Mon­tes: Oh ja. Aller­dings ste­hen wir in Argen­ti­ni­en dies­be­züg­lich erst am Anfang. Wir haben zwar begrif­fen, dass Men­do­za mit sei­nem blau­en Him­mel und sei­nem war­men Kli­ma wie gemacht ist für eine spät­rei­fe Sor­te wie Caber­net Sau­vi­gnon. Aber wir wis­sen noch zu wenig über unse­re Böden.
Jens Prie­we: Argen­ti­ni­scher Caber­net Sau­vi­gnon – ist das die Zukunft?
Mon­tes: Im Ver­gleich zur Mal­bec ist Caber­net Sau­vi­gnon eine schwie­ri­ge Sor­te. Aber sie kann auch in Argen­ti­ni­en phan­tas­ti­sche Wei­ne erge­ben, viel­leicht nicht so wür­zig wie in Bor­deaux, doch herr­lich fruch­tig mit gro­ßer Kon­zen­tra­ti­on und Tie­fe. Wir müs­sen sie nur in den rich­ti­gen Lagen pflan­zen. Sei­di­ge Tan­ni­ne, die gibt es bei­spiels­wei­se nur, wenn sie auf Lehm wächst. Lehm gibt es aber nur an weni­gen Stel­len in der Pro­vinz Men­do­za. In Vis­tal­ba etwa.
Jens Prie­we:  Dort steht Kai­kens Caber­net Sauvignon?

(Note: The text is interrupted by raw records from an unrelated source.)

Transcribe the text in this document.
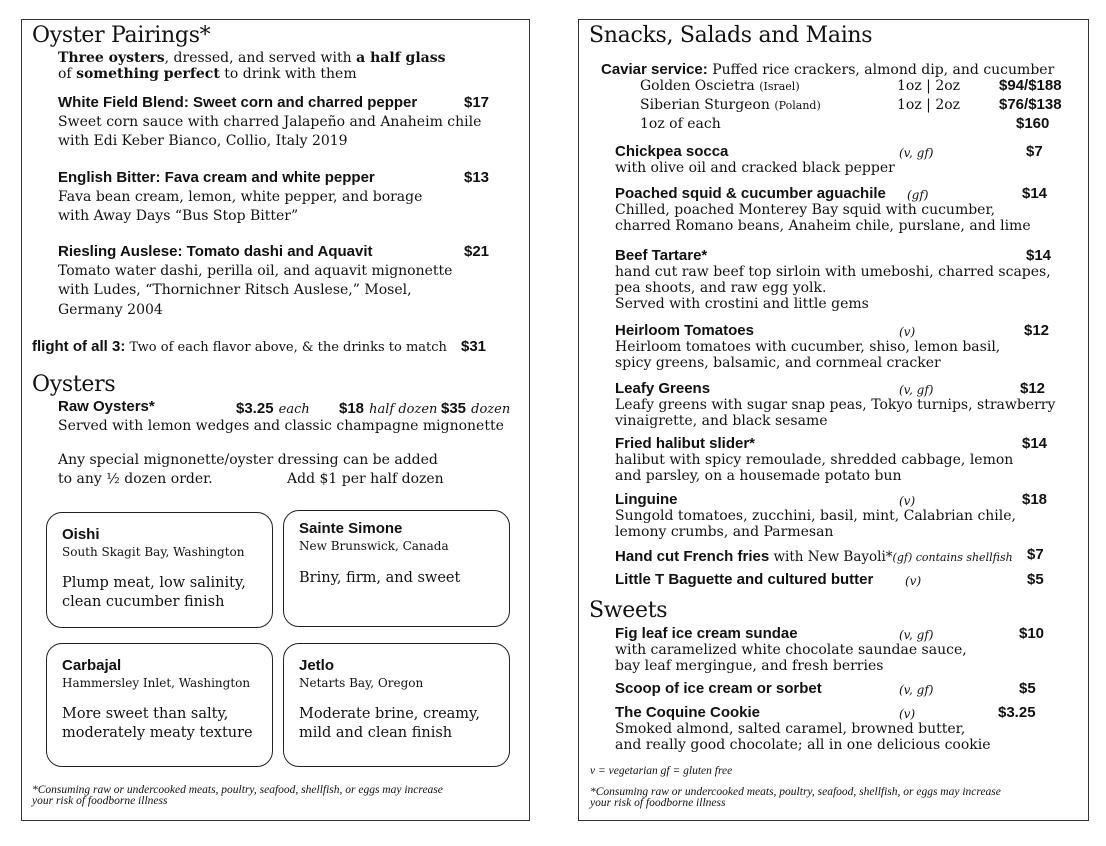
Oyster Pairings*
Three oysters, dressed, and served with a half glass
of something perfect to drink with them
White Field Blend: Sweet corn and charred pepper	$17
Sweet corn sauce with charred Jalapeño and Anaheim chile
with Edi Keber Bianco, Collio, Italy 2019
English Bitter: Fava cream and white pepper	$13
Fava bean cream, lemon, white pepper, and borage
with Away Days “Bus Stop Bitter”
Riesling Auslese: Tomato dashi and Aquavit	$21
Tomato water dashi, perilla oil, and aquavit mignonette
with Ludes, “Thornichner Ritsch Auslese,” Mosel,
Germany 2004
flight of all 3: Two of each flavor above, & the drinks to match $31
Oysters
Raw Oysters*	$3.25 each $18 half dozen $35 dozen
Served with lemon wedges and classic champagne mignonette
Any special mignonette/oyster dressing can be added
to any ½ dozen order.	Add $1 per half dozen
Oishi
South Skagit Bay, Washington
Plump meat, low salinity,
clean cucumber finish
Sainte Simone
New Brunswick, Canada
Briny, firm, and sweet
Carbajal
Hammersley Inlet, Washington
More sweet than salty,
moderately meaty texture
Jetlo
Netarts Bay, Oregon
Moderate brine, creamy,
mild and clean finish
*Consuming raw or undercooked meats, poultry, seafood, shellfish, or eggs may increase
your risk of foodborne illness
Snacks, Salads and Mains
Caviar service: Puffed rice crackers, almond dip, and cucumber
Golden Oscietra (Israel)	1oz | 2oz	$94/$188
Siberian Sturgeon (Poland)	1oz | 2oz	$76/$138
1oz of each	$160
Chickpea socca	(v, gf)	$7
with olive oil and cracked black pepper
Poached squid & cucumber aguachile (gf)	$14
Chilled, poached Monterey Bay squid with cucumber,
charred Romano beans, Anaheim chile, purslane, and lime
Beef Tartare*	$14
hand cut raw beef top sirloin with umeboshi, charred scapes,
pea shoots, and raw egg yolk.
Served with crostini and little gems
Heirloom Tomatoes	(v)	$12
Heirloom tomatoes with cucumber, shiso, lemon basil,
spicy greens, balsamic, and cornmeal cracker
Leafy Greens	(v, gf)	$12
Leafy greens with sugar snap peas, Tokyo turnips, strawberry
vinaigrette, and black sesame
Fried halibut slider*	$14
halibut with spicy remoulade, shredded cabbage, lemon
and parsley, on a housemade potato bun
Linguine	(v)	$18
Sungold tomatoes, zucchini, basil, mint, Calabrian chile,
lemony crumbs, and Parmesan
Hand cut French fries with New Bayoli*(gf) contains shellfish $7
Little T Baguette and cultured butter	(v)	$5
Sweets
Fig leaf ice cream sundae	(v, gf)	$10
with caramelized white chocolate saundae sauce,
bay leaf mergingue, and fresh berries
Scoop of ice cream or sorbet	(v, gf)	$5
The Coquine Cookie	(v)	$3.25
Smoked almond, salted caramel, browned butter,
and really good chocolate; all in one delicious cookie
v = vegetarian gf = gluten free
*Consuming raw or undercooked meats, poultry, seafood, shellfish, or eggs may increase
your risk of foodborne illness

Mon­tes: Ja, auf über 1.000 Meter Höhe. Was Fein­heit und Fül­le angeht, hat es ein Mal­bec schwer gegen einen guten Caber­net Sauvignon.
Jens Prie­we: Vom Wein mal abge­se­hen: Wie kom­men Sie mensch­lich in Argen­ti­ni­en zurecht? Chi­le­nen und Argen­ti­ni­er sind ja nicht bes­te Freunde.

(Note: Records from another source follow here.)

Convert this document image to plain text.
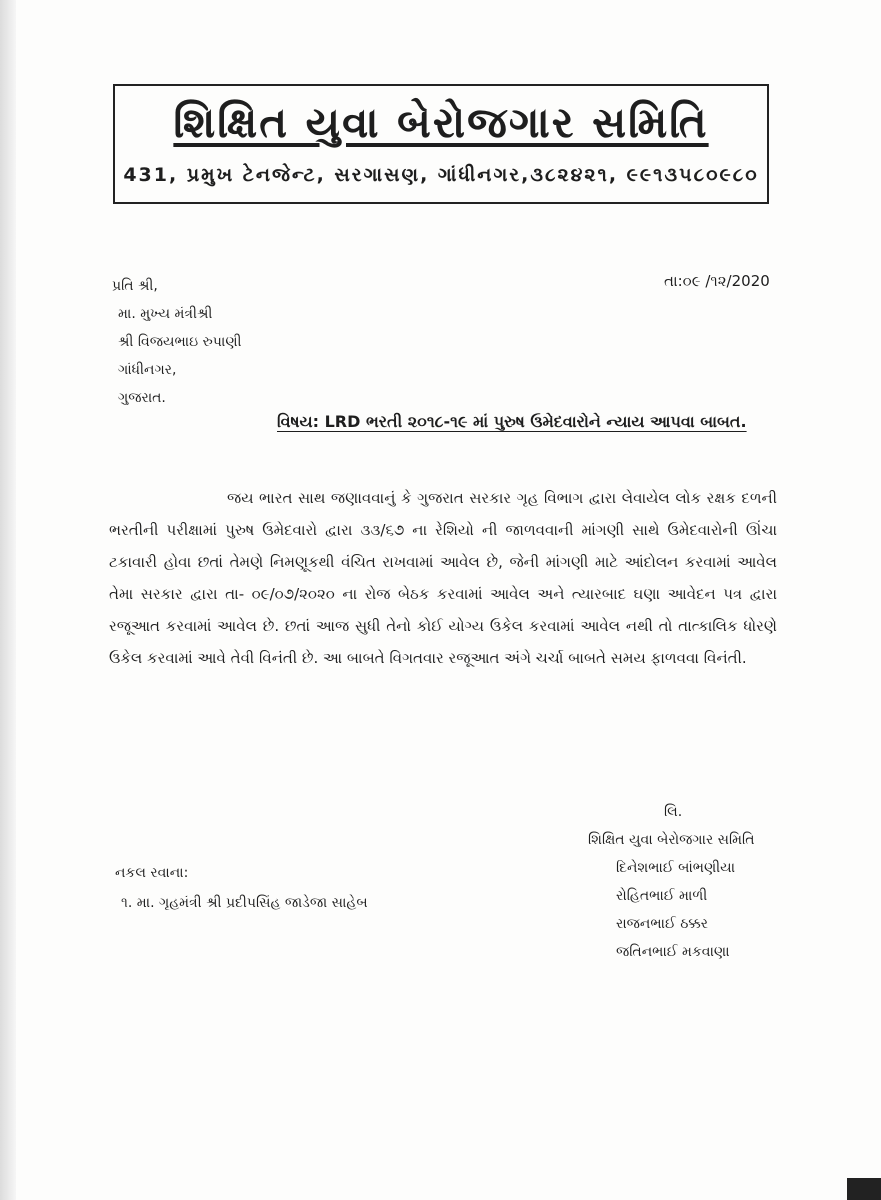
શિક્ષિત યુવા બેરોજગાર સમિતિ
431, પ્રમુખ ટેનજેન્ટ, સરગાસણ, ગાંધીનગર,૩૮૨૪૨૧, ૯૯૧૩૫૮૦૯૮૦
પ્રતિ શ્રી,
મા. મુખ્ય મંત્રીશ્રી
શ્રી વિજયભાઇ રુપાણી
ગાંધીનગર,
ગુજરાત.
તા:૦૯ /૧૨/2020
વિષય: LRD ભરતી ૨૦૧૮-૧૯ માં પુરુષ ઉમેદવારોને ન્યાય આપવા બાબત.
જય ભારત સાથ જણાવવાનું કે ગુજરાત સરકાર ગૃહ વિભાગ દ્વારા લેવાયેલ લોક રક્ષક દળની ભરતીની પરીક્ષામાં પુરુષ ઉમેદવારો દ્વારા ૩૩/૬૭ ના રેશિયો ની જાળવવાની માંગણી સાથે ઉમેદવારોની ઊંચા ટકાવારી હોવા છતાં તેમણે નિમણૂકથી વંચિત રાખવામાં આવેલ છે, જેની માંગણી માટે આંદોલન કરવામાં આવેલ તેમા સરકાર દ્વારા તા- ૦૯/૦૭/૨૦૨૦ ના રોજ બેઠક કરવામાં આવેલ અને ત્યારબાદ ઘણા આવેદન પત્ર દ્વારા રજૂઆત કરવામાં આવેલ છે. છતાં આજ સુધી તેનો કોઈ યોગ્ય ઉકેલ કરવામાં આવેલ નથી તો તાત્કાલિક ધોરણે ઉકેલ કરવામાં આવે તેવી વિનંતી છે. આ બાબતે વિગતવાર રજૂઆત અંગે ચર્ચા બાબતે સમય ફાળવવા વિનંતી.
લિ.
શિક્ષિત યુવા બેરોજગાર સમિતિ
દિનેશભાઈ બાંભણીયા
રોહિતભાઈ માળી
રાજનભાઈ ઠક્કર
જતિનભાઈ મકવાણા
નકલ રવાના:
૧. મા. ગૃહમંત્રી શ્રી પ્રદીપસિંહ જાડેજા સાહેબ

Mon­tes: Wir Chi­le­nen sind in den Augen der Argen­ti­ni­er wie Deut­sche: tüch­tig, aber qua­drat­köp­fig und arbeits­fo­kus­siert. Men­schen ohne Lebens­qua­li­tät. Viel­leicht füh­le ich mich des­halb in Argen­ti­ni­en so wohl. Ich habe vie­le Freun­de, jeden Tag gibt es irgend­wo ein Bar­be­cue. Die Argen­ti­ni­er sind ein­fach freund­li­cher und relax­ter als wir Chi­le­nen. Sie machen von 13 bis 17 Uhr Sies­ta, danach gehen sie aus zum Shop­pen oder ins Restau­rant. Die Tem­pe­ra­tu­ren in Men­do­za sind hoch, und Spa­ren lohnt sich sowie­so nicht. Die Infla­ti­on liegt bei 40 Pro­zent. Wer Geld hat, gibt es schnell aus. Ver­nünf­ti­ge Ein­stel­lung. Die Chi­le­nen haben viel­leicht mehr Geld, aber auch mehr Schul­den. In Argen­ti­ni­en hat nie­mand Schul­den. Bei 25 Pro­zent Zin­sen kann sich kei­ner groß verschulden.